O assunto é tema de comentário da jornalista Eliane Cantanhêde no “Estadão”:
“Os áudios de um desabafo do tenente-coronel Mauro Cid acusando o ministro Alexandre de Moraes e a Polícia Federal de usá-lo apenas para confirmar uma ‘sentença pré-definida’ e uma ‘narrativa pronta’ podem ser comparados a uma ‘Vaza Jato’ dos vários inquéritos contra Jair Bolsonaro, seus ministros, generais e aliados. Assim como a ‘Vaza Jato’ definiu (ou foi o pretexto para) o fim da Lava Jato, os bolsonaristas tentam agora usar as gravações de Cid para desacreditar tudo o que já está amplamente provado sobre, por exemplo, a trama do golpe de Estado.

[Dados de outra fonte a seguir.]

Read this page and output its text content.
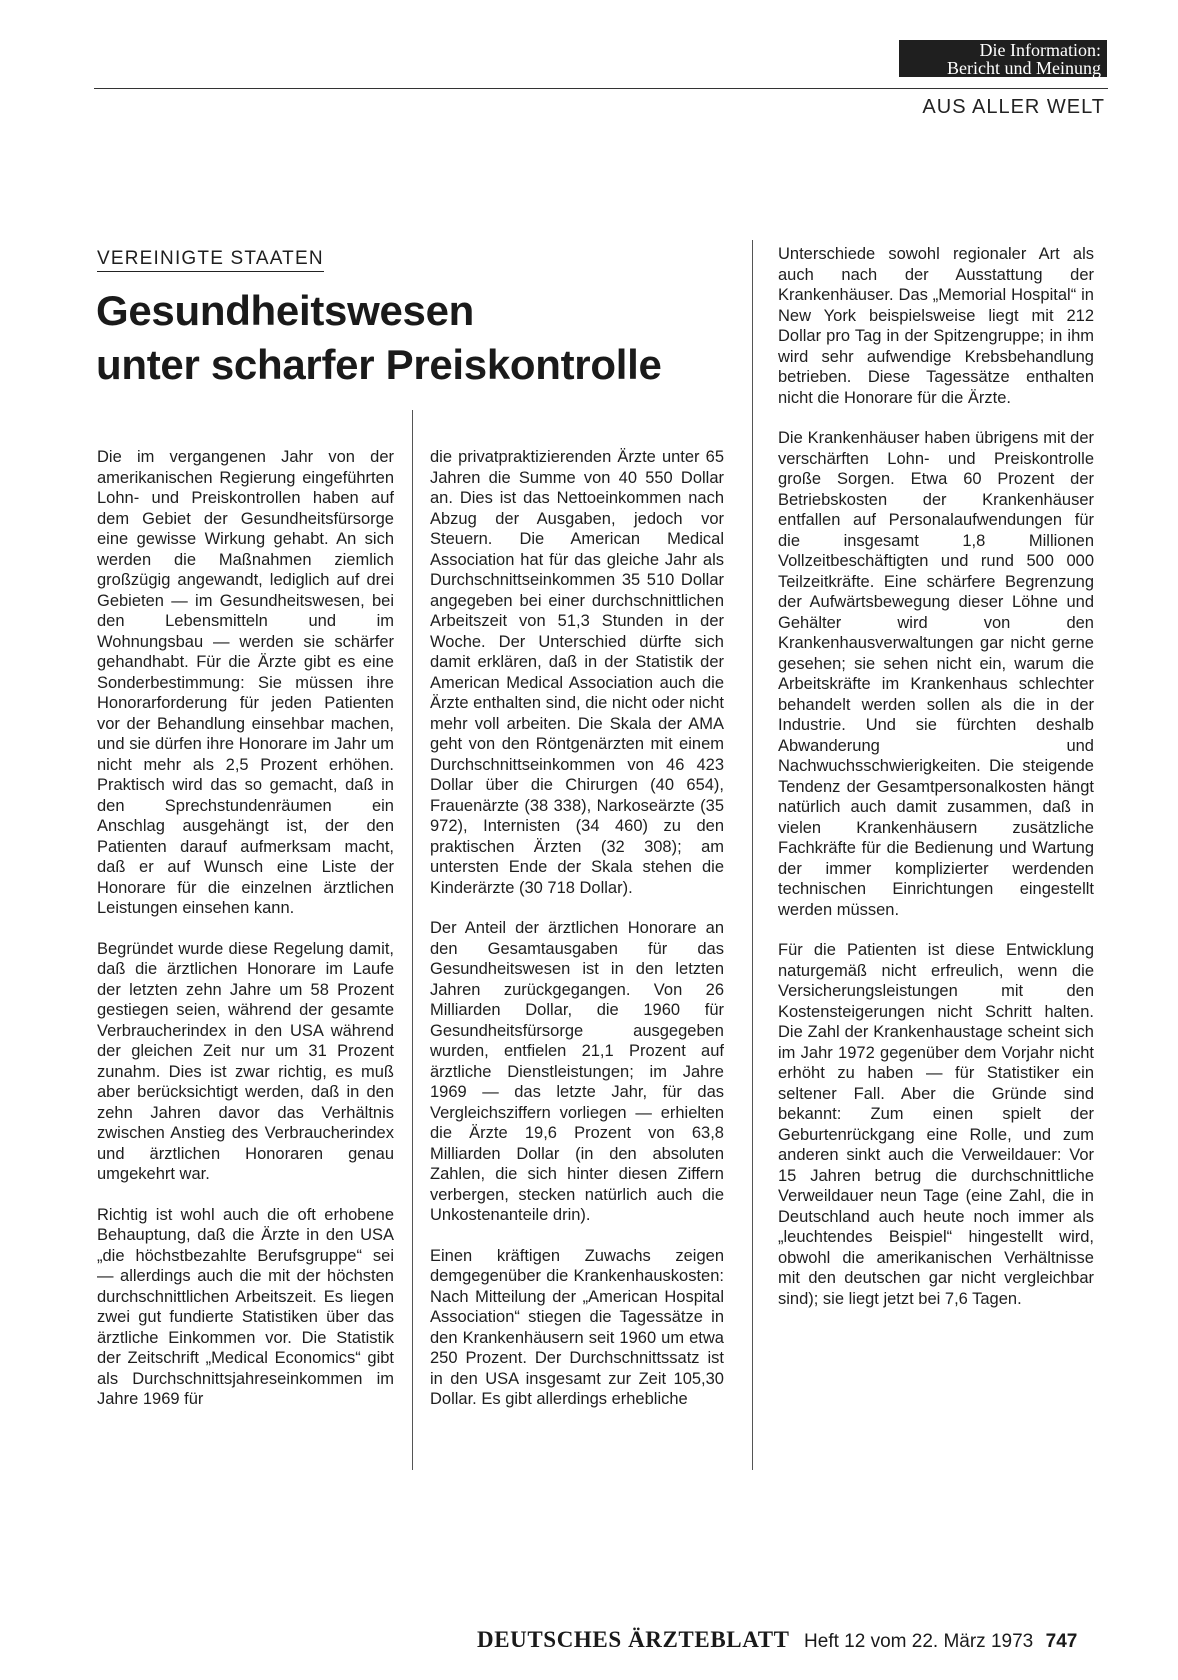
Die Information:
Bericht und Meinung
AUS ALLER WELT
VEREINIGTE STAATEN
Gesundheitswesen
unter scharfer Preiskontrolle

Die im vergangenen Jahr von der amerikanischen Regierung eingeführten Lohn- und Preiskontrollen haben auf dem Gebiet der Gesundheitsfürsorge eine gewisse Wirkung gehabt. An sich werden die Maßnahmen ziemlich großzügig angewandt, lediglich auf drei Gebieten — im Gesundheitswesen, bei den Lebensmitteln und im Wohnungsbau — werden sie schärfer gehandhabt. Für die Ärzte gibt es eine Sonderbestimmung: Sie müssen ihre Honorarforderung für jeden Patienten vor der Behandlung einsehbar machen, und sie dürfen ihre Honorare im Jahr um nicht mehr als 2,5 Prozent erhöhen. Praktisch wird das so gemacht, daß in den Sprechstundenräumen ein Anschlag ausgehängt ist, der den Patienten darauf aufmerksam macht, daß er auf Wunsch eine Liste der Honorare für die einzelnen ärztlichen Leistungen einsehen kann.

Begründet wurde diese Regelung damit, daß die ärztlichen Honorare im Laufe der letzten zehn Jahre um 58 Prozent gestiegen seien, während der gesamte Verbraucherindex in den USA während der gleichen Zeit nur um 31 Prozent zunahm. Dies ist zwar richtig, es muß aber berücksichtigt werden, daß in den zehn Jahren davor das Verhältnis zwischen Anstieg des Verbraucherindex und ärztlichen Honoraren genau umgekehrt war.

Richtig ist wohl auch die oft erhobene Behauptung, daß die Ärzte in den USA „die höchstbezahlte Berufsgruppe“ sei — allerdings auch die mit der höchsten durchschnittlichen Arbeitszeit. Es liegen zwei gut fundierte Statistiken über das ärztliche Einkommen vor. Die Statistik der Zeitschrift „Medical Economics“ gibt als Durchschnittsjahreseinkommen im Jahre 1969 für

die privatpraktizierenden Ärzte unter 65 Jahren die Summe von 40 550 Dollar an. Dies ist das Nettoeinkommen nach Abzug der Ausgaben, jedoch vor Steuern. Die American Medical Association hat für das gleiche Jahr als Durchschnittseinkommen 35 510 Dollar angegeben bei einer durchschnittlichen Arbeitszeit von 51,3 Stunden in der Woche. Der Unterschied dürfte sich damit erklären, daß in der Statistik der American Medical Association auch die Ärzte enthalten sind, die nicht oder nicht mehr voll arbeiten. Die Skala der AMA geht von den Röntgenärzten mit einem Durchschnittseinkommen von 46 423 Dollar über die Chirurgen (40 654), Frauenärzte (38 338), Narkoseärzte (35 972), Internisten (34 460) zu den praktischen Ärzten (32 308); am untersten Ende der Skala stehen die Kinderärzte (30 718 Dollar).

Der Anteil der ärztlichen Honorare an den Gesamtausgaben für das Gesundheitswesen ist in den letzten Jahren zurückgegangen. Von 26 Milliarden Dollar, die 1960 für Gesundheitsfürsorge ausgegeben wurden, entfielen 21,1 Prozent auf ärztliche Dienstleistungen; im Jahre 1969 — das letzte Jahr, für das Vergleichsziffern vorliegen — erhielten die Ärzte 19,6 Prozent von 63,8 Milliarden Dollar (in den absoluten Zahlen, die sich hinter diesen Ziffern verbergen, stecken natürlich auch die Unkostenanteile drin).

Einen kräftigen Zuwachs zeigen demgegenüber die Krankenhauskosten: Nach Mitteilung der „American Hospital Association“ stiegen die Tagessätze in den Krankenhäusern seit 1960 um etwa 250 Prozent. Der Durchschnittssatz ist in den USA insgesamt zur Zeit 105,30 Dollar. Es gibt allerdings erhebliche

Unterschiede sowohl regionaler Art als auch nach der Ausstattung der Krankenhäuser. Das „Memorial Hospital“ in New York beispielsweise liegt mit 212 Dollar pro Tag in der Spitzengruppe; in ihm wird sehr aufwendige Krebsbehandlung betrieben. Diese Tagessätze enthalten nicht die Honorare für die Ärzte.

Die Krankenhäuser haben übrigens mit der verschärften Lohn- und Preiskontrolle große Sorgen. Etwa 60 Prozent der Betriebskosten der Krankenhäuser entfallen auf Personalaufwendungen für die insgesamt 1,8 Millionen Vollzeitbeschäftigten und rund 500 000 Teilzeitkräfte. Eine schärfere Begrenzung der Aufwärtsbewegung dieser Löhne und Gehälter wird von den Krankenhausverwaltungen gar nicht gerne gesehen; sie sehen nicht ein, warum die Arbeitskräfte im Krankenhaus schlechter behandelt werden sollen als die in der Industrie. Und sie fürchten deshalb Abwanderung und Nachwuchsschwierigkeiten. Die steigende Tendenz der Gesamtpersonalkosten hängt natürlich auch damit zusammen, daß in vielen Krankenhäusern zusätzliche Fachkräfte für die Bedienung und Wartung der immer komplizierter werdenden technischen Einrichtungen eingestellt werden müssen.

Für die Patienten ist diese Entwicklung naturgemäß nicht erfreulich, wenn die Versicherungsleistungen mit den Kostensteigerungen nicht Schritt halten. Die Zahl der Krankenhaustage scheint sich im Jahr 1972 gegenüber dem Vorjahr nicht erhöht zu haben — für Statistiker ein seltener Fall. Aber die Gründe sind bekannt: Zum einen spielt der Geburtenrückgang eine Rolle, und zum anderen sinkt auch die Verweildauer: Vor 15 Jahren betrug die durchschnittliche Verweildauer neun Tage (eine Zahl, die in Deutschland auch heute noch immer als „leuchtendes Beispiel“ hingestellt wird, obwohl die amerikanischen Verhältnisse mit den deutschen gar nicht vergleichbar sind); sie liegt jetzt bei 7,6 Tagen.

DEUTSCHES ÄRZTEBLATT Heft 12 vom 22. März 1973 747
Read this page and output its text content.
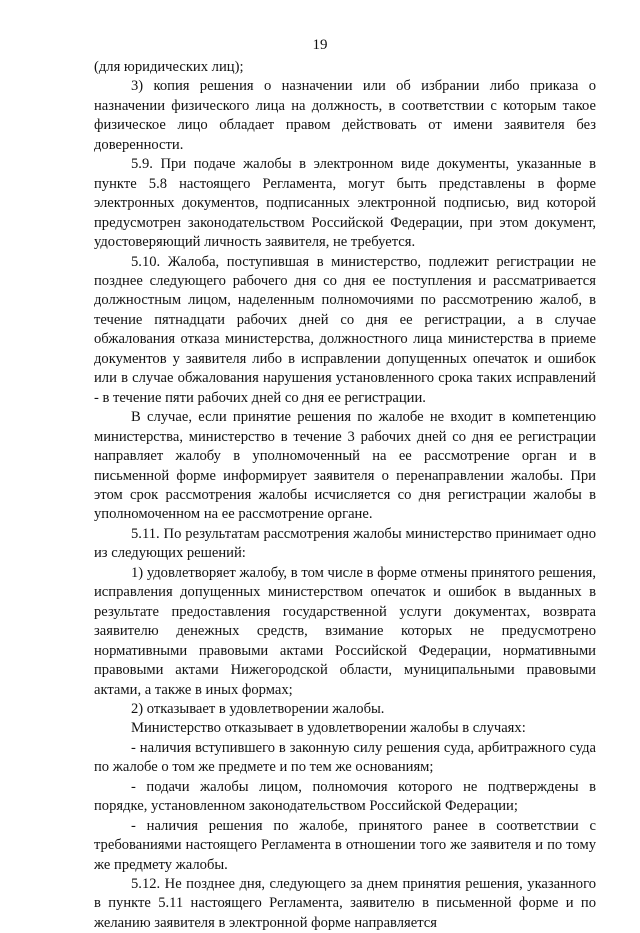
19

(для юридических лиц);

3) копия решения о назначении или об избрании либо приказа о назначении физического лица на должность, в соответствии с которым такое физическое лицо обладает правом действовать от имени заявителя без доверенности.

5.9. При подаче жалобы в электронном виде документы, указанные в пункте 5.8 настоящего Регламента, могут быть представлены в форме электронных документов, подписанных электронной подписью, вид которой предусмотрен законодательством Российской Федерации, при этом документ, удостоверяющий личность заявителя, не требуется.

5.10. Жалоба, поступившая в министерство, подлежит регистрации не позднее следующего рабочего дня со дня ее поступления и рассматривается должностным лицом, наделенным полномочиями по рассмотрению жалоб, в течение пятнадцати рабочих дней со дня ее регистрации, а в случае обжалования отказа министерства, должностного лица министерства в приеме документов у заявителя либо в исправлении допущенных опечаток и ошибок или в случае обжалования нарушения установленного срока таких исправлений - в течение пяти рабочих дней со дня ее регистрации.

В случае, если принятие решения по жалобе не входит в компетенцию министерства, министерство в течение 3 рабочих дней со дня ее регистрации направляет жалобу в уполномоченный на ее рассмотрение орган и в письменной форме информирует заявителя о перенаправлении жалобы. При этом срок рассмотрения жалобы исчисляется со дня регистрации жалобы в уполномоченном на ее рассмотрение органе.

5.11. По результатам рассмотрения жалобы министерство принимает одно из следующих решений:

1) удовлетворяет жалобу, в том числе в форме отмены принятого решения, исправления допущенных министерством опечаток и ошибок в выданных в результате предоставления государственной услуги документах, возврата заявителю денежных средств, взимание которых не предусмотрено нормативными правовыми актами Российской Федерации, нормативными правовыми актами Нижегородской области, муниципальными правовыми актами, а также в иных формах;

2) отказывает в удовлетворении жалобы.

Министерство отказывает в удовлетворении жалобы в случаях:

- наличия вступившего в законную силу решения суда, арбитражного суда по жалобе о том же предмете и по тем же основаниям;

- подачи жалобы лицом, полномочия которого не подтверждены в порядке, установленном законодательством Российской Федерации;

- наличия решения по жалобе, принятого ранее в соответствии с требованиями настоящего Регламента в отношении того же заявителя и по тому же предмету жалобы.

5.12. Не позднее дня, следующего за днем принятия решения, указанного в пункте 5.11 настоящего Регламента, заявителю в письменной форме и по желанию заявителя в электронной форме направляется
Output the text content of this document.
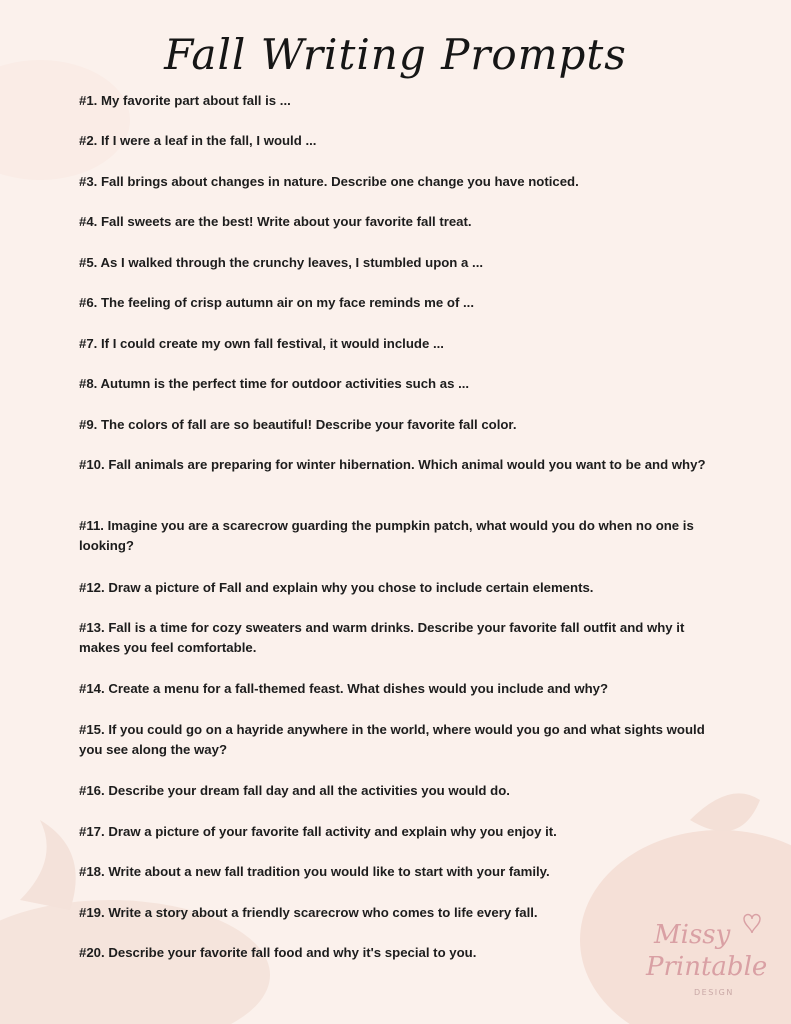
Fall Writing Prompts
#1. My favorite part about fall is ...
#2. If I were a leaf in the fall, I would ...
#3. Fall brings about changes in nature. Describe one change you have noticed.
#4. Fall sweets are the best! Write about your favorite fall treat.
#5. As I walked through the crunchy leaves, I stumbled upon a ...
#6. The feeling of crisp autumn air on my face reminds me of ...
#7. If I could create my own fall festival, it would include ...
#8. Autumn is the perfect time for outdoor activities such as ...
#9. The colors of fall are so beautiful! Describe your favorite fall color.
#10. Fall animals are preparing for winter hibernation. Which animal would you want to be and why?
#11. Imagine you are a scarecrow guarding the pumpkin patch, what would you do when no one is looking?
#12. Draw a picture of Fall and explain why you chose to include certain elements.
#13. Fall is a time for cozy sweaters and warm drinks. Describe your favorite fall outfit and why it makes you feel comfortable.
#14. Create a menu for a fall-themed feast. What dishes would you include and why?
#15. If you could go on a hayride anywhere in the world, where would you go and what sights would you see along the way?
#16. Describe your dream fall day and all the activities you would do.
#17. Draw a picture of your favorite fall activity and explain why you enjoy it.
#18. Write about a new fall tradition you would like to start with your family.
#19. Write a story about a friendly scarecrow who comes to life every fall.
#20. Describe your favorite fall food and why it's special to you.
Missy
Printable
DESIGN
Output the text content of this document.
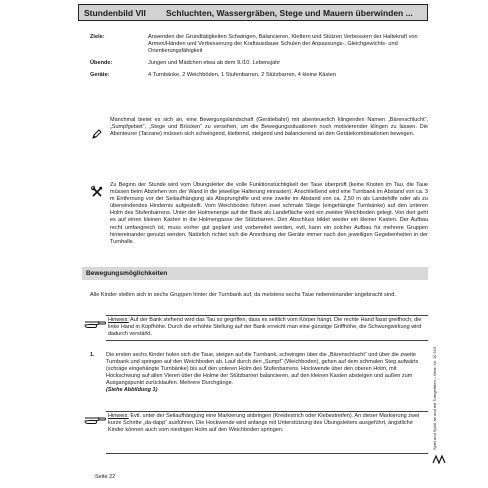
Stundenbild VII	Schluchten, Wassergräben, Stege und Mauern überwinden ...
Ziele:	Anwenden der Grundtätigkeiten Schwingen, Balancieren, Klettern und Stützen Verbessern der Haltekraft von Armen/Händen und Verbesserung der Kraftausdauer Schulen der Anpassungs-, Gleichgewichts- und Orientierungsfähigkeit
Übende:	Jungen und Mädchen etwa ab dem 9./10. Lebensjahr
Geräte:	4 Turnbänke, 2 Weichböden, 1 Stufenbarren, 2 Stützbarren, 4 kleine Kästen
Manchmal bietet es sich an, eine Bewegungslandschaft (Gerätebahn) mit abenteuerlich klingenden Namen „Bärenschlucht“, „Sumpfgebiet“, „Stege und Brücken“ zu versehen, um die Bewegungssituationen noch motivierender klingen zu lassen. Die Abenteurer (Tarzane) müssen sich schwingend, kletternd, steigend und balancierend an den Gerätekombinationen bewegen.
Zu Beginn der Stunde wird vom Übungsleiter die volle Funktionstüchtigkeit der Taue überprüft (keine Knoten im Tau, die Taue müssen beim Abziehen von der Wand in die jeweilige Halterung einrasten). Anschließend wird eine Turnbank im Abstand von ca. 3 m Entfernung vor der Seilaufhängung als Absprunghilfe und eine zweite im Abstand von ca. 2,50 m als Landehilfe oder als zu überwindendes Hindernis aufgestellt. Vom Weichboden führen zwei schmale Stege (eingehängte Turnbänke) auf den unteren Holm des Stufenbarrens. Unter der Holmenenge auf der Bank als Landefläche wird ein zweiter Weichboden gelegt. Von dort geht es auf einen kleinen Kasten in die Holmengasse der Stützbarren. Den Abschluss bildet wieder ein kleiner Kasten. Der Aufbau recht umfangreich ist, muss vorher gut geplant und vorbereitet werden, evtl. kann ein solcher Aufbau für mehrere Gruppen hintereinander genutzt werden. Natürlich richtet sich die Anordnung der Geräte immer nach den jeweiligen Gegebenheiten in der Turnhalle.
Bewegungsmöglichkeiten
Alle Kinder stellen sich in sechs Gruppen hinter der Turnbank auf, da meistens sechs Taue nebeneinander angebracht sind.
Hinweis: Auf der Bank stehend wird das Tau so gegriffen, dass es seitlich vom Körper hängt. Die rechte Hand fasst greifhoch, die linke Hand in Kopfhöhe. Durch die erhöhte Stellung auf der Bank erreicht man eine günstige Griffhöhe, die Schwungwirkung wird dadurch verstärkt.
1.	Die ersten sechs Kinder holen sich die Taue, steigen auf die Turnbank, schwingen über die „Bärenschlucht“ und über die zweite Turnbank und springen auf den Weichboden ab. Lauf durch den „Sumpf“ (Weichboden), gehen auf dem schmalen Steg aufwärts (schräge eingehängte Turnbänke) bis auf den unteren Holm des Stufenbarrens. Hockwende über den oberen Holm, mit Hockschwung auf allen Vieren über die Holme der Stützbarren balancieren, auf den kleinen Kasten absteigen und außen zum Ausgangspunkt zurücklaufen. Mehrere Durchgänge.
(Siehe Abbildung 1)
Hinweis: Evtl. unter der Seilaufhängung eine Markierung anbringen (Kreidestrich oder Klebestreifen). An dieser Markierung zwei kurze Schritte „da-dapp“ ausführen. Die Hockwende wird anfangs mit Unterstützung des Übungsleiters ausgeführt, ängstliche Kinder können auch vom niedrigen Holm auf den Weichboden springen.
Seite 22
Spiel und Spaß an und mit Turngeräten – Best.-Nr. 10 515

O objetivo da ‘Vaza Jato’’ e da gravação é o mesmo: fazer tudo para convencer parte da Justiça, o mundo político e principalmente amplos setores da sociedade de que o processo foi viciado e os métodos, ilegais, ilegítimos e impregnados de interesses políticos. A ‘Vaza Jato’ revelou mensagens consideradas comprometedoras do então juiz Sérgio Moro com procuradores da Lava Jato e deu certo. Hoje, absolutamente todos os condenados estão livres, leves e soltos. Com os áudios de Cid, dará?
Alexandre de Moraes não é Sérgio Moro. Moro saiu de uma assessoria do Supremo, virou juiz em Curitiba e entrou para a política atabalhoadamente. Moraes, ou Xandão, tem um currículo mais sofisticado e uma personalidade muito mais forte. É ministro do Supremo, foi secretário de Segurança de São Paulo e ministro da Justiça e circula bem no ambiente político, além de ter ‘lombo curtido’: não cede, aliás, nem dá bola para críticas, ataques e pressões. Vai em frente e, como se diz em Brasília, é implacável e “rápido no gatilho”.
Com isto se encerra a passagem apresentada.